True positive characteristics

  • True positive rate for highly fuzzed content is vastly improved. Models trained solely on real data were easily bypassed by advanced fuzzing tools, whereas models trained on real plus augmented data are extremely resistant, with many payloads receiving higher risk scores as fuzzing increases. Examples:
Improving the accuracy of our machine learning WAF using data augmentation and sampling

These yield approximately same scores as they are a result of only a few byte   alterations

  • Proportion of client-provided test sets that primarily contain payloads not blocked by rules-waf for XSS/SQLi successfully classified is about 97.5% (with the remaining 2.5% being arguable) up from about 91%.
  • Padding a payload with almost any amount of ASCII, JSON-esque, special-characters, or other content will not reduce the risk score substantially. Due to the addition of hard noise long length augmented training samples, even a six byte payload in a 100 kilobyte string will be caught. Examples:
Improving the accuracy of our machine learning WAF using data augmentation and sampling

They both generate similar scores even though the latter has junk padding around the payload.

Execution performance

  • Runtime characteristics are unchanged for inference.

On top of that, we validated the model against the Cloudflare’s highly mature signature-based WAF and confirmed that machine learning WAF performs comparable to signature WAF, with the ML WAF demonstrating its strength particularly in cases of correctly handling highly obfuscated or irregularly fuzzed content (as well as avoiding some rules-based engine false positives). ​​Finally, we were able to conclude that augmentation helps in improving the model performance and induce the right set of properties.

Conclusion

We built a machine learning powered WAF, with the substantial challenge to gather a diversified training set, given constraints to avoid sensitive real customer data for privacy and regulatory considerations.
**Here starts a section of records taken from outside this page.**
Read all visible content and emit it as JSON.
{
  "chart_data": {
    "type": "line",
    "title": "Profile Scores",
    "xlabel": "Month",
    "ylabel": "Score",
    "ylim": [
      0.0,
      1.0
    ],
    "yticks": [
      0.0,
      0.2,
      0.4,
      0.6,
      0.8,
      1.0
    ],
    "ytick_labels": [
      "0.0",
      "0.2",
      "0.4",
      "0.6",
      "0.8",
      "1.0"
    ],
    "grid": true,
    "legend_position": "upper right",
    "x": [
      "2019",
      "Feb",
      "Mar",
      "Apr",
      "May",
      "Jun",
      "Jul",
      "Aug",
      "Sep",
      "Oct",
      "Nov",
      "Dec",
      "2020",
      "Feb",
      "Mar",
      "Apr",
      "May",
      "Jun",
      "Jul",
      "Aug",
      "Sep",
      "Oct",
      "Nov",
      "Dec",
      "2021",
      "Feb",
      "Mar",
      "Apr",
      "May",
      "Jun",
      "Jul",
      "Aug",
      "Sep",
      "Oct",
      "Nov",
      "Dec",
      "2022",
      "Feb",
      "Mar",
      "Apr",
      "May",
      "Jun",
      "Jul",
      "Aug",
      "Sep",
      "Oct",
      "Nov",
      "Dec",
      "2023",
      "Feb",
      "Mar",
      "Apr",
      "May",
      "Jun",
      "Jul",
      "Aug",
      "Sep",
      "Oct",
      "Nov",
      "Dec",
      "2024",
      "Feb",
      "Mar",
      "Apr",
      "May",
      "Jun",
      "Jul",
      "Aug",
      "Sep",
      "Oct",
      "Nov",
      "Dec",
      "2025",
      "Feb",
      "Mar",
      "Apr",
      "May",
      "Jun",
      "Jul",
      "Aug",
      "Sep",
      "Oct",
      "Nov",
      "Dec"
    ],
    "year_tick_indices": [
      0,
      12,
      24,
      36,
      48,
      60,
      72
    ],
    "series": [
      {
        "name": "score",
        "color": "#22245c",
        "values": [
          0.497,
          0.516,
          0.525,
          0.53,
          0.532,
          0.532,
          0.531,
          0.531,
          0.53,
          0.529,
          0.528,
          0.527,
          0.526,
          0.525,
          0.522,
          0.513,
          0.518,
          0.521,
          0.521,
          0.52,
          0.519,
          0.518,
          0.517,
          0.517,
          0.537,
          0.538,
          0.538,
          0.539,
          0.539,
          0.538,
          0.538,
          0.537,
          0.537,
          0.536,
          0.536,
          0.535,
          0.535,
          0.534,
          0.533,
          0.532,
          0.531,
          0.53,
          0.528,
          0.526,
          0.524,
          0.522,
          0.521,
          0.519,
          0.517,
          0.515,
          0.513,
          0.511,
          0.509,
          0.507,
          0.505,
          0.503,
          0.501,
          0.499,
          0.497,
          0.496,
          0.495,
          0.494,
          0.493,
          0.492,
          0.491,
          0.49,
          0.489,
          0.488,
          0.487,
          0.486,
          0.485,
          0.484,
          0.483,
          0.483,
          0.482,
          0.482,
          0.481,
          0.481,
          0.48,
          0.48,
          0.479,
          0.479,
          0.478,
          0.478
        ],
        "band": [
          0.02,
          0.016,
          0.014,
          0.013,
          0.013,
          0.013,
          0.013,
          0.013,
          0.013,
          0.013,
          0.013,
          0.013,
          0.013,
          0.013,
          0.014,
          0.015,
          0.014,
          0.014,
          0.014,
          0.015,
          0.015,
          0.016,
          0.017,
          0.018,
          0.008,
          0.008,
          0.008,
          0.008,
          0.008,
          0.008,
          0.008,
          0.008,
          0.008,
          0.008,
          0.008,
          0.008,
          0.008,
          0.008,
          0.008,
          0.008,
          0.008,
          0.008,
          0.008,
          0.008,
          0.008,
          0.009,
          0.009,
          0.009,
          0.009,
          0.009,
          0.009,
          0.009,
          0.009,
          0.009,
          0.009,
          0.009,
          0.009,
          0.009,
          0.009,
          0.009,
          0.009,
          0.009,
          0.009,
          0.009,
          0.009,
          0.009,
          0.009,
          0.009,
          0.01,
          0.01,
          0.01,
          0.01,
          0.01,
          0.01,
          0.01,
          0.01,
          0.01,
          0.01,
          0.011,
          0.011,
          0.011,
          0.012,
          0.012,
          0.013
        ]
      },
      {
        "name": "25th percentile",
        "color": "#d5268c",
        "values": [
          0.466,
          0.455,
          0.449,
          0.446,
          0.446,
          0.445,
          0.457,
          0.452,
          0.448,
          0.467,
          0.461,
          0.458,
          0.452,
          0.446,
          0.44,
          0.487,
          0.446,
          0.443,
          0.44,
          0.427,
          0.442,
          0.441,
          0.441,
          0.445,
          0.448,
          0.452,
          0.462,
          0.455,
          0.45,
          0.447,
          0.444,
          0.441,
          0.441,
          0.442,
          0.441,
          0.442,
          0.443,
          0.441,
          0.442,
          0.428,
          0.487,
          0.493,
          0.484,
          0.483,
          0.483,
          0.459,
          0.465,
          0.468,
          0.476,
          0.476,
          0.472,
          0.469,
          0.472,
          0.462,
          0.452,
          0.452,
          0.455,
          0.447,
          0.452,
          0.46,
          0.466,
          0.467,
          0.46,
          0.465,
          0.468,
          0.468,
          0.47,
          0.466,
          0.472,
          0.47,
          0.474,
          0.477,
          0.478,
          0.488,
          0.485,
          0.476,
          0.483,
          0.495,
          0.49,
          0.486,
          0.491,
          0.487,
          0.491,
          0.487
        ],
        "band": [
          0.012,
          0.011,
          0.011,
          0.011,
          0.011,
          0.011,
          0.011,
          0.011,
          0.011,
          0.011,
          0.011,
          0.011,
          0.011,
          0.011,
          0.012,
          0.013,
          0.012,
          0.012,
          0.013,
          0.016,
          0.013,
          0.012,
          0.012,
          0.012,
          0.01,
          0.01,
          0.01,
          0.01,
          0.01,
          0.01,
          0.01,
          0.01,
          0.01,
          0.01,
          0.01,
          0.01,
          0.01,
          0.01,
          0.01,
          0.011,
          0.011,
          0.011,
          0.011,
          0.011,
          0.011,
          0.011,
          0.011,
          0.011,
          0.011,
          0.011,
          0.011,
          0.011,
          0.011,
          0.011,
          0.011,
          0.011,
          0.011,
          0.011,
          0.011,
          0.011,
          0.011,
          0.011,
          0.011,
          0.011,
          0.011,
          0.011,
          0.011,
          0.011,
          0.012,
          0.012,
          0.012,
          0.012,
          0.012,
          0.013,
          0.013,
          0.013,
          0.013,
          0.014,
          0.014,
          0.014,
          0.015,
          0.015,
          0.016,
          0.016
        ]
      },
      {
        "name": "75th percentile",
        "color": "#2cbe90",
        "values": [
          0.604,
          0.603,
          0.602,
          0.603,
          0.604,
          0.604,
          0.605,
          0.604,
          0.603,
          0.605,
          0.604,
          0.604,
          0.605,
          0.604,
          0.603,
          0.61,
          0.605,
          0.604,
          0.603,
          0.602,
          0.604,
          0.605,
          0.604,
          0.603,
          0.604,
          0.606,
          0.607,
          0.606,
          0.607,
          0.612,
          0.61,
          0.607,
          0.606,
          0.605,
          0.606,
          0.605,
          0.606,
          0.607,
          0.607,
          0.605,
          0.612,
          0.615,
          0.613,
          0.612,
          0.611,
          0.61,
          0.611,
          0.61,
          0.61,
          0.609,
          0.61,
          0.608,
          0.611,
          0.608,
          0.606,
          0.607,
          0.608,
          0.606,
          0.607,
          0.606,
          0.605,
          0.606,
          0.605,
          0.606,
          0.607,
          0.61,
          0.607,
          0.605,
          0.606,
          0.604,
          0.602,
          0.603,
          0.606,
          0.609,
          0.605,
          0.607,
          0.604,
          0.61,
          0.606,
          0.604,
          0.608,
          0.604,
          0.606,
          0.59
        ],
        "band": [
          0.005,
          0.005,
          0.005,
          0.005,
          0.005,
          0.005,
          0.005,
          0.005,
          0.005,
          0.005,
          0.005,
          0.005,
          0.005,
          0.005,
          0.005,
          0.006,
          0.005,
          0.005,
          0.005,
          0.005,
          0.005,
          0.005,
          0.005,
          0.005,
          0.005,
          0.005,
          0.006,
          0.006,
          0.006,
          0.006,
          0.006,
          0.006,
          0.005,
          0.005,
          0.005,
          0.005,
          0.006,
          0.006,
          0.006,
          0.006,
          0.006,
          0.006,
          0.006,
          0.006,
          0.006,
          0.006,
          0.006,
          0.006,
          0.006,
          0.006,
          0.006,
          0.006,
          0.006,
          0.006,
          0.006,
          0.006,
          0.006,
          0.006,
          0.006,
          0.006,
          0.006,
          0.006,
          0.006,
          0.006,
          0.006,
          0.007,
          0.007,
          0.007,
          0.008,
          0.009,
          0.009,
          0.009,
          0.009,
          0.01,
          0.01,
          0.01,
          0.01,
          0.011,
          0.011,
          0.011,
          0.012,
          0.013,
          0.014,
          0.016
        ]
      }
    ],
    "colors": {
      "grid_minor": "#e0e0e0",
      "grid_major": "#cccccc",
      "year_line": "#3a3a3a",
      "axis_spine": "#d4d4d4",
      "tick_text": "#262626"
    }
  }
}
To create a broader and diversified dataset without requiring vast amounts of sensitive data, we used techniques such as fuzzing, data augmentation, and synthetic data generation. This allowed us to improve the solution’s false positive robustness and overall model performance.

Furthermore, these techniques reduced the time complexity required to retrieve/clean real data, and helped induce the correct model behavior. In the future, we intend to investigate autoregressive language models to generate synthetic pseudo-valid payloads.